I have been in business full time almost a year. After being in business about 4 months, I hired an accountant, who has been very helpful and a good consultant. She told me that I am supposed to collect sales tax on my cabs, same as the big box stores, but I have lost jobs because of my higher price. I show the estimate with subtotal, sales tax, total figure, but usually the customer just sees that I am 500-700 higher that the next guy. I don't think my competitors include sales tax in their estimate. What should I do? Leave the sales tax line out of the estimate? Surprise the customer at the end of the job with the sales tax charge? Don't say anything to the customer about sales tax and build it into my estimate?
(Business and Management Forum)
From contributor A:
In South Carolina I do not have to collect sales tax as long as I pay sales tax on my supplies. In other words, I am not sales tax exempt. It may be different in your state, but I believe your accountant should be able to guide you on this.

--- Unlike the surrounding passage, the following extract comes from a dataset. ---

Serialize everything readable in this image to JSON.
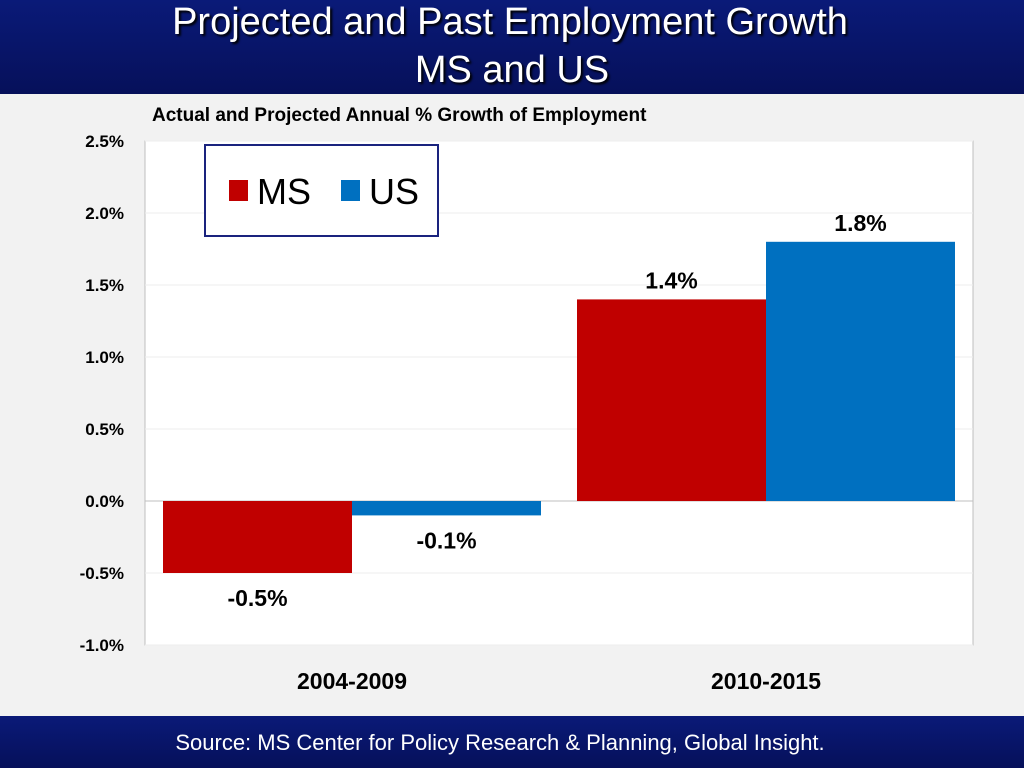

I don't know about other states and I know 1/2% is not much, but it's money that is yours. As far as Florida sales tax, there are about a million rules depending on what your business is classified as (contractor, construction, manufacturer, installer, etc.), what type of work you are performing, if you use materials or if it's just labor, and if the moon is in the waxing phase. It's just crazy.
One more thing. You should lose jobs because other shops are lower than you. If your prices are set correctly, you should get about 30-40% of what you estimate. You don't bid. You tell them what it will cost. If it's too much, tell them you can work to their price, but they have to give up stuff. Lower quality slides, different wood, different construction methods, whatever. We are highly skilled professionals in a dying breed and should be paid as such.
If the homeowner is buying the cabinetry directly from me, no install, then I charge tax on the total cost of the kitchen (same as a box store).
General contractor is buying the cabinets, then charge tax on materials, again no install.
If either buys the cabinets but my company is doing the install, then charge tax on the materials, but none on the labor of building the cabinets or the install.
If either buys the cabinets and I am subbing out the install, then charge tax on the kitchen cabinets and not the install (install in that case is a service).
I do have an accountant and we had trouble interpreting the laws, so we called the IRS office in our area to get it correct. As for how I write up my estimates, I give them a subtotal and then state after that it's "plus all appl. taxes." I got this idea from a local building materials yard. The client brought in their bid and wanted to know why I was so much higher. At that time I gave them the grand total with the tax included. When I pointed that out to the customer and we figured the tax on his, I was only $1000.00 higher with a much better product, and the customer went with me. From then on, I point out to the customer that the price does not include the tax on the estimate.